Permeability ranges from 41 to 1,675 millidarcies (md) in the bioturbated sandstone facies, which is massive-bedded, moderately to well-sorted, and very fine- to fine-grained. In contrast, permeability ranges from 336 to 5,531 md in the moderately to moderately well sorted, fine- to medium-grained, cross-bedded sandstone facies. A high degree of variability in permeability of the cross-bedded facies is caused by small-scale variations in grain size and structure related to depositional processes. The geometric mean permeability in the bioturbated sandstone is 253 md, compared with 1,395 md in the cross-bedded facies.

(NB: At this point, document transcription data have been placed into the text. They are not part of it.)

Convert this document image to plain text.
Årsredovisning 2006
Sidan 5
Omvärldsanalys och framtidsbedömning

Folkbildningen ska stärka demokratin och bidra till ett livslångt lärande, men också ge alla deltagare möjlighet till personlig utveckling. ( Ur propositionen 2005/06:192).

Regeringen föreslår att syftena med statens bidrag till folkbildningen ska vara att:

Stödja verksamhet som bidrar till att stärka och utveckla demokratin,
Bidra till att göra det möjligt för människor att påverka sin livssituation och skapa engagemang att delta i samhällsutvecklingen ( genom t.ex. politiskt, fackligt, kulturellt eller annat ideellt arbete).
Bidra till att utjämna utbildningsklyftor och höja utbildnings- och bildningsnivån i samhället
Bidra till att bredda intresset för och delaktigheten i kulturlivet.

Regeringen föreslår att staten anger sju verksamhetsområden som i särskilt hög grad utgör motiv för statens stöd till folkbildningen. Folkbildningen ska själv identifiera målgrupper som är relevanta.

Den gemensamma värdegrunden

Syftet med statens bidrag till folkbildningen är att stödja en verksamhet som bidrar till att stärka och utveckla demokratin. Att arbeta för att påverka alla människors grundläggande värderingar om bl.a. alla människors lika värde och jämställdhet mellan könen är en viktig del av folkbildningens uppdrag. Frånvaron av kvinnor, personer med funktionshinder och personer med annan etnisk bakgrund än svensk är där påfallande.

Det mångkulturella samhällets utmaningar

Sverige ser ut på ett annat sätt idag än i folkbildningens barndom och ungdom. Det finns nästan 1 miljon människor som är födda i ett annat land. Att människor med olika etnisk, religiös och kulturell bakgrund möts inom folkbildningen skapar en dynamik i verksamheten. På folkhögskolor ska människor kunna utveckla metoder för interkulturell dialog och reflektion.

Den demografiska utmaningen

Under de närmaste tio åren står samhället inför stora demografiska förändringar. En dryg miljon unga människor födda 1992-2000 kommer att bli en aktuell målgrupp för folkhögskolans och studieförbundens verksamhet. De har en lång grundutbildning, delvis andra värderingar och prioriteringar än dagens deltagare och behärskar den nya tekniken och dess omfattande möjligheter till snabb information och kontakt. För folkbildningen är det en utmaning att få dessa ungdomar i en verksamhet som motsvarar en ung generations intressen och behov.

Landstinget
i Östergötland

While the facies-dependent differences in permeability (k) are apparent and related to depositional and biological processes, fractal-based statistical analysis of the horizontal ln(k) increments yields nearly identical results for the bioturbated facies and the cross-bedded facies, possibly suggesting an underlying statistical commonality in the formation of both facies. Increment distributions from both facies appear similar with peaking around the mean. Ln(k) increments from the smaller vertical data set appear similar also, but with a variance approximately 3.7 times larger than the horizontal value. Variance scaling analyses of horizontal and vertical data both yield a Hurst coefficient near 0.26, which is characteristic of negative spatial correlation of the increments. The methodology developed herein offers a potential high-resolution alternative to existing methods for understanding and characterizing subsurface properties.